Gold(III) sulfide
- Names: IUPAC name Gold(III) sulfide

Identifiers
- CAS Number: 1303-61-3;
- 3D model (JSmol): Interactive image;
- ChemSpider: 4953696;
- ECHA InfoCard: 100.013.750
- EC Number: 215-124-2;
- PubChem CID: 6451223;
- UNII: 9VE32L584P;
- CompTox Dashboard (EPA): DTXSID80926673 ;

Properties
- Chemical formula: Au_{2}S_{3}
- Molar mass: 490.11 g·mol^{−1}
- Appearance: Black powder
- Density: 8.750 g/cm^{3}
- Solubility in water: Insoluble
- Hazards: GHS labelling:
- Pictograms: GHS07: Exclamation mark
- Signal word: Warning
- Hazard statements: H315, H319, H335
- Precautionary statements: P261, P264, P271, P280, P302+P352, P304+P312, P304+P340, P305+P351+P338, P312, P321, P332+P313, P337+P313, P362, P403+P233, P405, P501

= Gold(III) sulfide =

Gold(III) sulfide or auric sulfide is an inorganic compound with the formula Au2S3. Auric sulfide has been described as a black and amorphous solid.

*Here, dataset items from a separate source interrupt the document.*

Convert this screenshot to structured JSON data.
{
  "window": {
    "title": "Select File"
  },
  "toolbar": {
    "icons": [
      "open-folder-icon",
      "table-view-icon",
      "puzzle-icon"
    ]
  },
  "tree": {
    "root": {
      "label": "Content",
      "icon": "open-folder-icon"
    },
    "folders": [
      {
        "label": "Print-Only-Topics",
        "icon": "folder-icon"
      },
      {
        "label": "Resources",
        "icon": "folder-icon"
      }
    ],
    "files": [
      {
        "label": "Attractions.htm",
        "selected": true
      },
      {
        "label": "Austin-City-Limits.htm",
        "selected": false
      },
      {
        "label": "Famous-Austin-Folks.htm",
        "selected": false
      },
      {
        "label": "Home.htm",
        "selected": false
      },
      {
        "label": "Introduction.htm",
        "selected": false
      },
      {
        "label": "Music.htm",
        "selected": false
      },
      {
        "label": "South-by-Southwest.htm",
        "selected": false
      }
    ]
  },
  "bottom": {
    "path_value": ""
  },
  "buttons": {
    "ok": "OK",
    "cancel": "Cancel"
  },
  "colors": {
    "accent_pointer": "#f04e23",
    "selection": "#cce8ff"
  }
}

Only the amorphous phase has been produced, and the only evidence of existence is based on thermal analysis.

==Claims==
Early investigations claimed to prepare auric sulfide by the reaction of lithium tetrachloroaurate with hydrogen sulfide:
2 Li[AuCl4] + 3 H2S → Au2S3 + 2 LiCl + 6 HCl
Similar preparations via chloroauric acid, auric chloride, or gold(III) sulfate a claimed proceed in anhydrous solvents, but water evinces a redox decomposition into metallic gold in sulfuric acid:
8 Au(3+) + 3 S(2-) + 12 H2O → 8 Au + 3 H2SO4 + 18 H+
Conversely, it is claimed that cyclo-octasulfur reduces gold(III) sulfate to a mixture of gold sulfides and sulfur oxides:
Au2(SO4)3 + S8 → Au2S3 + Au2S + 4 SO3 + 6 SO2
Auric sulfide has also been claimed as the product when auric acetate is sonicated with cyclo-octasulfur in decalin.

Auric sulfide is claimed to react with nitric acid as well sodium cyanide. It is claimed to dissolve in concentrated sodium sulfide solution.